X-axis shows the share of original samples detected as adversarial; Y-axis shows the share of detected adversarial samples

The other approach proposes the use of monotonic networks( watch” Monotonic Networks” and” Monotonic modelings for real-time dynamic malware detection “). The principle behind this method is to create a neural network with positive layer weights and monotonic activation roles. Such simulates will, by design, be resistant to the addition of new sections and strings, and any addition will simply increase the model detecting score, building the attack described in this article impracticable.

Adversarial attempt difficulties in the real world

Currently, there is no approach in the field of machine learning that can protect against all the various adversarial onslaughts, signifying techniques that rely heavily on ML predictions are vulnerable. Kaspersky’s anti-malware solution offer a complex multi-layered approach. It contains not only machine learning techniques but a number of different components and technologies to detect malicious files. First, detection relies on different types of features: static, dynamic or even cloud statistics. Complex detection rules and diverse machine learning modelings are also used to improve the quality of our products. Ultimately, complex and ambiguous lawsuits go to the virus analysts for further investigation. Thus, embarrassment in the machine learning model will not, by itself, lead to misclassification of malware for our products. Nevertheless, we continue to conduct research to protect our ML simulates from existing and prospective attempts and vulnerabilities.

[ i ] Goodfellow, Ian J ., Jonathon Shlens, and Christian Szegedy.” Explaining and harnessing adversarial instances .” arXiv preprint arXiv: 1412.6572( 2014 ).

[ ii ] Brown, Tom B ., et al.” Adversarial patch .” arXiv preprint arXiv: 1712.0966 5( 2017 ).

[ iii ] Demetrio, Luca, et al.” Functionality-preserving black-box optimization of adversarial windows malware .” IEEE Transaction on Information Forensics and Security( 2021 ).

[ iv ] Sharif, Mahmood, et al. “Optimization-guided binary diversification to mislead neural networks for malware detection.” arXiv preprint arXiv: 1912.0906 4( 2019 ).

[ v ] Kolosnjaji, Bojan, et al.” Adversarial malware binaries: Evading deep learning for malware detecting in executables .” 2018 26 th European signal processing seminar( EUSIPCO ). IEEE, 2018 ;P TAGEND

Kreuk, Felix, et al.” Deceiving end-to-end deep study malware detectors employing adversarial instances .” arXiv preprint arXiv: 1802.0452 8( 2018 ).

[ vi ] Park, Daniel, and Bulent Yener.” A survey on practical adversarial examples for malware classifiers .” arXiv preprint arXiv: 2011.05973( 2020 ).

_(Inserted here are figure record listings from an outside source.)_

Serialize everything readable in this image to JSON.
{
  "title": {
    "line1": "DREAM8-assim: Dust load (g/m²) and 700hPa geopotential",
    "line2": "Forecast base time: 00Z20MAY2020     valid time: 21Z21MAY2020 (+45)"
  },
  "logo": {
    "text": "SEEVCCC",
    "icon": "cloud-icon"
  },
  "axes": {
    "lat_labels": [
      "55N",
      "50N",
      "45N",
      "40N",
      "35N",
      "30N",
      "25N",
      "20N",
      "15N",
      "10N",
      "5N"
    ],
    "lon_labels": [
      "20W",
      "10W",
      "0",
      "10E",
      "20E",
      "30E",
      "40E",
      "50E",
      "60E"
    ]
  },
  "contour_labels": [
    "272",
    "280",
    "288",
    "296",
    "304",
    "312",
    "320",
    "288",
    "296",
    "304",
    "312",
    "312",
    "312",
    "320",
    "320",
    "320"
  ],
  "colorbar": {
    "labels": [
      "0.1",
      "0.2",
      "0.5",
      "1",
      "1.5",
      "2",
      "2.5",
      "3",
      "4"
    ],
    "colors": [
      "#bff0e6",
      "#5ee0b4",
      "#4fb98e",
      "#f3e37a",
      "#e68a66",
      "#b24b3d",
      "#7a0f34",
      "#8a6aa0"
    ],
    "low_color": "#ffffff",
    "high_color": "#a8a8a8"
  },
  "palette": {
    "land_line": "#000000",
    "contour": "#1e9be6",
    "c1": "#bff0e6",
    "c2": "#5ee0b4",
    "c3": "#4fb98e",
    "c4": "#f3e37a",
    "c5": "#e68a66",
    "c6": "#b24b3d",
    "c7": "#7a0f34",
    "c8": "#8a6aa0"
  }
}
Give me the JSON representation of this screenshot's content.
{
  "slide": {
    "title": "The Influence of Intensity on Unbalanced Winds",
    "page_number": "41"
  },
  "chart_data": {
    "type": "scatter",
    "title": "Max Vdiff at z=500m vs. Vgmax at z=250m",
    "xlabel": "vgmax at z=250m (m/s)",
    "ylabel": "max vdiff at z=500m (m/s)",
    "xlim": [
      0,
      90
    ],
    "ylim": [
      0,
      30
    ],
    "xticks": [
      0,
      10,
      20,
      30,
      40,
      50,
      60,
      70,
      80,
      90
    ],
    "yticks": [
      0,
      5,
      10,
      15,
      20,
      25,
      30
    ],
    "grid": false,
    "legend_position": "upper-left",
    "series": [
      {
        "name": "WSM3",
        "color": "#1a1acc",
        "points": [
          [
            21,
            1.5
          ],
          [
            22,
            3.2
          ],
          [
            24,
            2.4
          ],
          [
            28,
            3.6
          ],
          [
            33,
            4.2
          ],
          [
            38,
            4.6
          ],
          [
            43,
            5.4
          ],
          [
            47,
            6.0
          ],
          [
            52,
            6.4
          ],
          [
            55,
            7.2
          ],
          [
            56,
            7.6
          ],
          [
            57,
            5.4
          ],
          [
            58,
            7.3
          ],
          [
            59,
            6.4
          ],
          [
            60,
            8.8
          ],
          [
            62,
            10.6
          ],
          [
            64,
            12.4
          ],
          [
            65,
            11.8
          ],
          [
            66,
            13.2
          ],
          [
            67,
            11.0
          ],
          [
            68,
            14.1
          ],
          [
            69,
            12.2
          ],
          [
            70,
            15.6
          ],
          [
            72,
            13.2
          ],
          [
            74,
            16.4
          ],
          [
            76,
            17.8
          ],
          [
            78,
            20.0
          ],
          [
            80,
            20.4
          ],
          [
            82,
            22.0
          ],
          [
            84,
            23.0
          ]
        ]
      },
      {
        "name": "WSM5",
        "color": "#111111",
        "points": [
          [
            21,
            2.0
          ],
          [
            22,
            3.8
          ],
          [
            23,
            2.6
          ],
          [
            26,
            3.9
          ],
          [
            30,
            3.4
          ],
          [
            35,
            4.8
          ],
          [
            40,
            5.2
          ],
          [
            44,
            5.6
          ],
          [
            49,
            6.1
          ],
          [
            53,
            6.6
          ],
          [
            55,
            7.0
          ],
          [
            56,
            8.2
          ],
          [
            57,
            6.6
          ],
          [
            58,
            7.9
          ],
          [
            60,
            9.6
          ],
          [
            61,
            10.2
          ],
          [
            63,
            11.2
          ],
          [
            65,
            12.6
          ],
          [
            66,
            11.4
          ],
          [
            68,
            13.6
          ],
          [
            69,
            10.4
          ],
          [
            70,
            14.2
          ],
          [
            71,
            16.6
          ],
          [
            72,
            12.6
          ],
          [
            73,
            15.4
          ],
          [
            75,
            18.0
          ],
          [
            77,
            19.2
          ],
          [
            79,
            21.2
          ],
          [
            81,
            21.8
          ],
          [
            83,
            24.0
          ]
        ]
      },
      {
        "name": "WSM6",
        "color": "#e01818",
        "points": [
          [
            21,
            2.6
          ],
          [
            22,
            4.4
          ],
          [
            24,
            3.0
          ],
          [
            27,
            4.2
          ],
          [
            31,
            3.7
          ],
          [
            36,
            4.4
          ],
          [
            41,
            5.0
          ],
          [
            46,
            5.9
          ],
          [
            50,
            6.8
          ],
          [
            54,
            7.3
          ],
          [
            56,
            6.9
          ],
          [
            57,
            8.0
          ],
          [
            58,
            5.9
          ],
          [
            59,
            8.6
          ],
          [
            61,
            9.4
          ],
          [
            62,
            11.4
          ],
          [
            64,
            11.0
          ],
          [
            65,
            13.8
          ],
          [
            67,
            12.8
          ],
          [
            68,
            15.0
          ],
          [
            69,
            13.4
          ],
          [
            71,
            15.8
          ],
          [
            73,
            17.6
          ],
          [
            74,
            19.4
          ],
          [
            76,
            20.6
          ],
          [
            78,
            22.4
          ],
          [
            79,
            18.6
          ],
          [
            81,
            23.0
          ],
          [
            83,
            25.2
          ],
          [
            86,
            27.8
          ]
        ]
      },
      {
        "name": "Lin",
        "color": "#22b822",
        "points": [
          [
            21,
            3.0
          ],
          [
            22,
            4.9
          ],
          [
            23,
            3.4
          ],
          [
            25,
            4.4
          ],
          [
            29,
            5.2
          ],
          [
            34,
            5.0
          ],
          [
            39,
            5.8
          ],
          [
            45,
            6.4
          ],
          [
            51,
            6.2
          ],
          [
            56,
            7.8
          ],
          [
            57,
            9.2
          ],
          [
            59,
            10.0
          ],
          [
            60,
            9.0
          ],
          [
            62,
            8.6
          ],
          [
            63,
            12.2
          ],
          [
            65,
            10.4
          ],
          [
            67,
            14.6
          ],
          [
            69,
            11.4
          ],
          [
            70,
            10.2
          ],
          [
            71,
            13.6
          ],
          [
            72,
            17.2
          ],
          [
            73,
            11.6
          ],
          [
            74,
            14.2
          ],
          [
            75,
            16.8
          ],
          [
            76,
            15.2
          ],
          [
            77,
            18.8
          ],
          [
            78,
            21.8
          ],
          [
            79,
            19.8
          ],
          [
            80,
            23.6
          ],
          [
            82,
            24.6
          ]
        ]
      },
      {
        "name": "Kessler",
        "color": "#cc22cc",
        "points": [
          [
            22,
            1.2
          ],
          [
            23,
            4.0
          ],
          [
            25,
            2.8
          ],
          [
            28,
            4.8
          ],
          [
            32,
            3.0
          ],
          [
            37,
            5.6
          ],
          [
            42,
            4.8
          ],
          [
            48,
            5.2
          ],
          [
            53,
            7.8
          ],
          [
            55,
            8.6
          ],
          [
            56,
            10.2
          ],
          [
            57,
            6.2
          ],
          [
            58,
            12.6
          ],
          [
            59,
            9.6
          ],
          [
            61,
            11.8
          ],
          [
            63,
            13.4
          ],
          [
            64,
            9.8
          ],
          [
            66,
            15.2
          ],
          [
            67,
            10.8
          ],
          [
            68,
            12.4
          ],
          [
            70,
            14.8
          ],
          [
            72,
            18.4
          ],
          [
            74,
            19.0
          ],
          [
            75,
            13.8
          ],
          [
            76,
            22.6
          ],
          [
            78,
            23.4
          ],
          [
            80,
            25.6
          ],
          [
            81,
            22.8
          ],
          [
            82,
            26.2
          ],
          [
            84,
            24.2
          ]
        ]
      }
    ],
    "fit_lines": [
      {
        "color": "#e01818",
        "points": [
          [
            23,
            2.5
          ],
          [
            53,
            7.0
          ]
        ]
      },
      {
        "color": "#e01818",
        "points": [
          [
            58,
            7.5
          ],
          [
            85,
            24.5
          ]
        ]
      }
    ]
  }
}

[ vii ] Liu, Yanpei, et al.” Delving into transferable adversarial instances and black-box attempts .” arXiv preprint arXiv: 1611.0277 0( 2016 ).

Tramer, Florian, et al.” The space of transferable adversarial instances .” arXiv preprint arXiv: 1704.0345 3( 2017 ).

[ viii ] Chen, Hongge, et al.” Robust decision trees against adversarial instances .” International Conference on Machine Learning. PMLR, 2019.

Zhang, Chong, Huan Zhang, and Cho-Jui Hsieh.” An efficient adversarial strike for tree ensembles .” arXiv preprint arXiv: 2010.11598( 2020 ).